Patient C is a community-dwelling woman, 58 years of age, with a history of asthma and diabetes. She presents to an urgent care facility with a 48-hour history of cough, fever, and wheezing. On exam, her vital signs are: blood pressure 154/78 mm Hg; pulse 94 beats per minute; respirations 24 breaths per minute; and temperature 99.4°F. Her oxygen saturation is 93% on room air. Her usual medications are fluticasone/salmeterol, metformin, lisinopril, and albuterol (as needed). A chest x-ray reveals a small infiltrate in the right lower lobe, and a diagnosis of CAP is made. Patient C is given a prescription for levofloxacin 500 mg twice daily, prednisone 40 mg with a tapering schedule calling for a decrease in dosage by 5 mg every other day, and instructions to take acetaminophen for fever and guaifenesin for cough. She is instructed to follow up with her primary care clinician in 24 to 48 hours and to seek immediate emergency treatment for worsening of symptoms.
Comments and rationale : Given this patient's comorbidities, an initial choice of a respiratory fluoroquinolone is a good one.

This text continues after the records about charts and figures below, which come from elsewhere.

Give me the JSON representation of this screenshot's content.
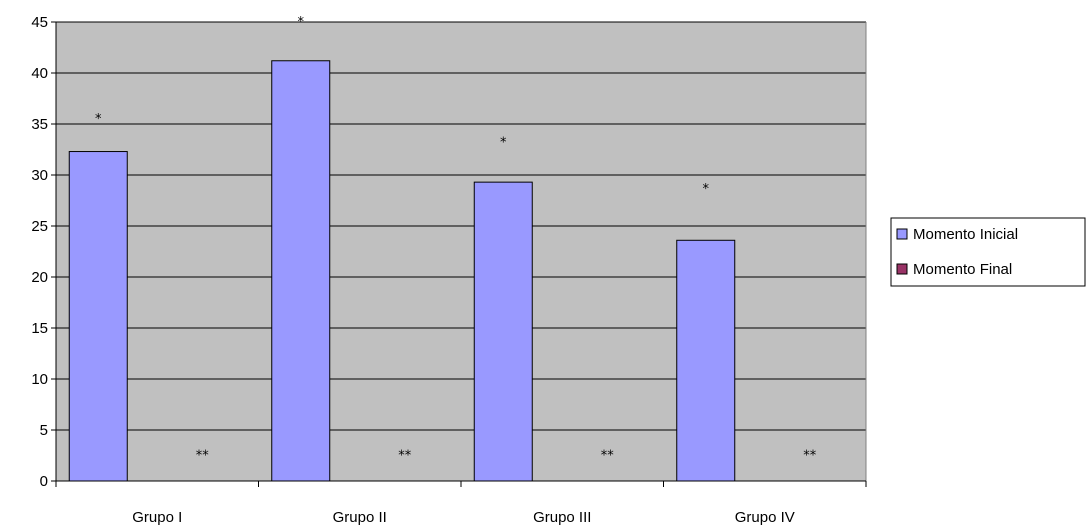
{
  "chart_data": {
    "type": "bar",
    "categories": [
      "Grupo I",
      "Grupo II",
      "Grupo III",
      "Grupo IV"
    ],
    "series": [
      {
        "name": "Momento Inicial",
        "values": [
          32.3,
          41.2,
          29.3,
          23.6
        ],
        "color": "#9999ff"
      },
      {
        "name": "Momento Final",
        "values": [
          0,
          0,
          0,
          0
        ],
        "color": "#993366"
      }
    ],
    "ylim": [
      0,
      45
    ],
    "yticks": [
      0,
      5,
      10,
      15,
      20,
      25,
      30,
      35,
      40,
      45
    ],
    "ytick_labels": [
      "0",
      "5",
      "10",
      "15",
      "20",
      "25",
      "30",
      "35",
      "40",
      "45"
    ],
    "grid": true,
    "plot_background": "#c0c0c0",
    "legend_position": "right",
    "annotations": [
      {
        "category": "Grupo I",
        "series": "Momento Inicial",
        "text": "*",
        "y": 35.7
      },
      {
        "category": "Grupo II",
        "series": "Momento Inicial",
        "text": "*",
        "y": 45.2
      },
      {
        "category": "Grupo III",
        "series": "Momento Inicial",
        "text": "*",
        "y": 33.4
      },
      {
        "category": "Grupo IV",
        "series": "Momento Inicial",
        "text": "*",
        "y": 28.8
      },
      {
        "category": "Grupo I",
        "series": "Momento Final",
        "text": "**",
        "y": 2.7
      },
      {
        "category": "Grupo II",
        "series": "Momento Final",
        "text": "**",
        "y": 2.7
      },
      {
        "category": "Grupo III",
        "series": "Momento Final",
        "text": "**",
        "y": 2.7
      },
      {
        "category": "Grupo IV",
        "series": "Momento Final",
        "text": "**",
        "y": 2.7
      }
    ]
  }
}
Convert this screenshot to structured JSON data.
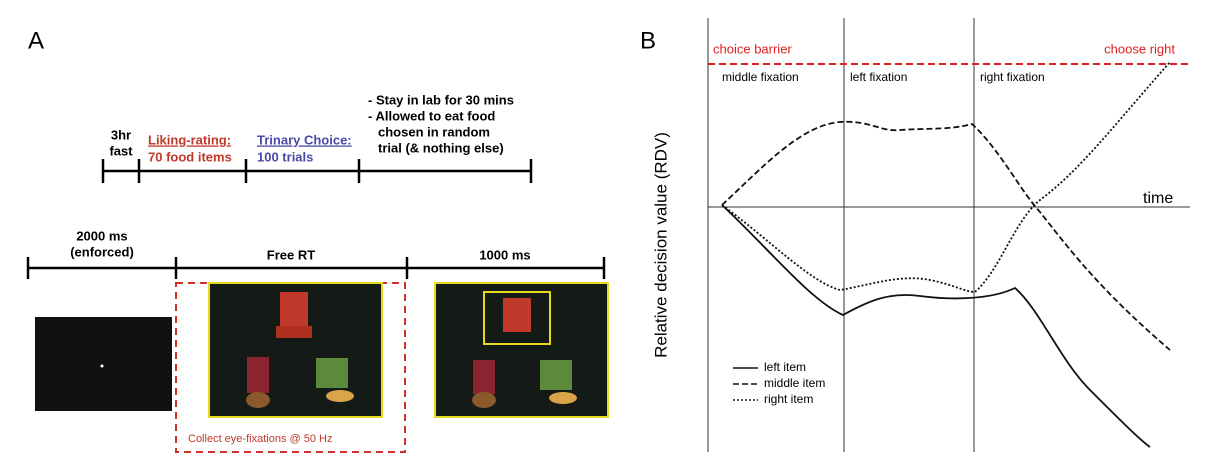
{
  "panel_a": {
    "label": "A",
    "timeline": {
      "fast": [
        "3hr",
        "fast"
      ],
      "liking": {
        "title": "Liking-rating:",
        "detail": "70 food items"
      },
      "choice": {
        "title": "Trinary Choice:",
        "detail": "100 trials"
      },
      "after": [
        "- Stay in lab for 30 mins",
        "- Allowed to eat food",
        "chosen in random",
        "trial (& nothing else)"
      ]
    },
    "trial": {
      "phases": [
        [
          "2000 ms",
          "(enforced)"
        ],
        [
          "Free RT"
        ],
        [
          "1000 ms"
        ]
      ],
      "note": "Collect eye-fixations @ 50 Hz"
    }
  },
  "panel_b": {
    "label": "B",
    "barrier_left": "choice barrier",
    "barrier_right": "choose right",
    "fixations": [
      "middle fixation",
      "left fixation",
      "right fixation"
    ],
    "x_label": "time",
    "y_label": "Relative decision value (RDV)",
    "legend": [
      "left item",
      "middle item",
      "right item"
    ]
  }
}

The patient has several pre-existing conditions that could complicate her care, and antibiotic failure would leave her susceptible for a poor clinical outcome. It is unclear if the clinician checked the patient's renal status via a blood test for BUN and serum creatinine. Levofloxacin is excreted via the kidney, and diabetic patients like Patient C are at increased risk for developing chronic kidney disease, which could lead to acute renal failure in the presence of dehydration. Further complicating Patient C's care is the fact that steroid therapy often results in worsening glycemic control, which can lead to polyuria and further exacerbate dehydration.

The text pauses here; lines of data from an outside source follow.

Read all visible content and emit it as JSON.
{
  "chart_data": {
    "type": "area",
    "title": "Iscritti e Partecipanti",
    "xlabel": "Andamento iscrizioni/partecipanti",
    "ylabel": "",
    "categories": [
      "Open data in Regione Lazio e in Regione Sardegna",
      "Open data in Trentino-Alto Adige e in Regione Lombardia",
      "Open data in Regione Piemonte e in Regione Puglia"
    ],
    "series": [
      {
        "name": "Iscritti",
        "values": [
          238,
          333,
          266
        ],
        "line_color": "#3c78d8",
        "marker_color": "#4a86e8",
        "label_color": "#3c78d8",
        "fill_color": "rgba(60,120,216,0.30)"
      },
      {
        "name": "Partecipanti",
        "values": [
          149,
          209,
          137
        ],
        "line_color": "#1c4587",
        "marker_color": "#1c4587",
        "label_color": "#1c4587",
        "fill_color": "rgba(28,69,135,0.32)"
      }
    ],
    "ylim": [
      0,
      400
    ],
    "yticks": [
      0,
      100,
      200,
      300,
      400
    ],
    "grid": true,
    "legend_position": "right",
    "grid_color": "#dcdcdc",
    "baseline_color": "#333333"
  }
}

Patient C continues to have wheezing despite the use of her albuterol inhaler. Her condition worsens until she contacts emergency medical services and is transported via ambulance to a local hospital. Her vital signs in the emergency department are: blood pressure 104/53 mm Hg; pulse 115 beats per minute; respirations 28 breaths per minute; temperature 99.3°F; and oxygen saturation 89%. Auscultation of her lungs reveals inspiratory and expiratory wheezing with diminished air flow as well as decreased breath sounds at the right base. Patient C is placed on supplemental oxygen and given hydrocortisone sodium succinate 150 mg IV. Laboratory studies are sent and reveal an arterial blood gas of pH 7.41, arterial carbon dioxide tension of 45 mm Hg, and pulmonary arterial oxygen tension of 55 mm Hg. Her serum glucose is 235 mg/dL, BUN 53 mg/dL, and serum creatinine of 2.8 mg/dL. She is placed on IV fluid of D5 ½ at 150 mL per hour. The patient's lisinopril and metformin are placed on hold, and an insulin sliding scale is ordered. A chest x-ray again reveals a right lower lobe infiltrate. She is continued on oral levofloxacin, but the dose is decreased based on her renal function, and sputum for Gram stain as well as culture and sensitivity is sent. Patient C also has blood cultures drawn. She is admitted with diagnosis of CAP, exacerbation of asthma, diabetes, dehydration, and mild acute renal failure. She is placed on albuterol nebulizer treatments every 4 hours or more often as needed, and she is given heparin 5000 Units subcutaneously for deep vein thrombosis prophylaxis.
Comments and rationale : Patient C represents a case in which the initial antibiotic therapy was correct, but the patient's pre-existing conditions and severity of illness made continued outpatient therapy unwise. Physician consultation is always recommended for patients with oxygen saturations of less than 90% on room air, rigors, changes in mental status, abnormal vital signs, or comorbid disease (e.g., diabetes, HIV, cancer, or COPD).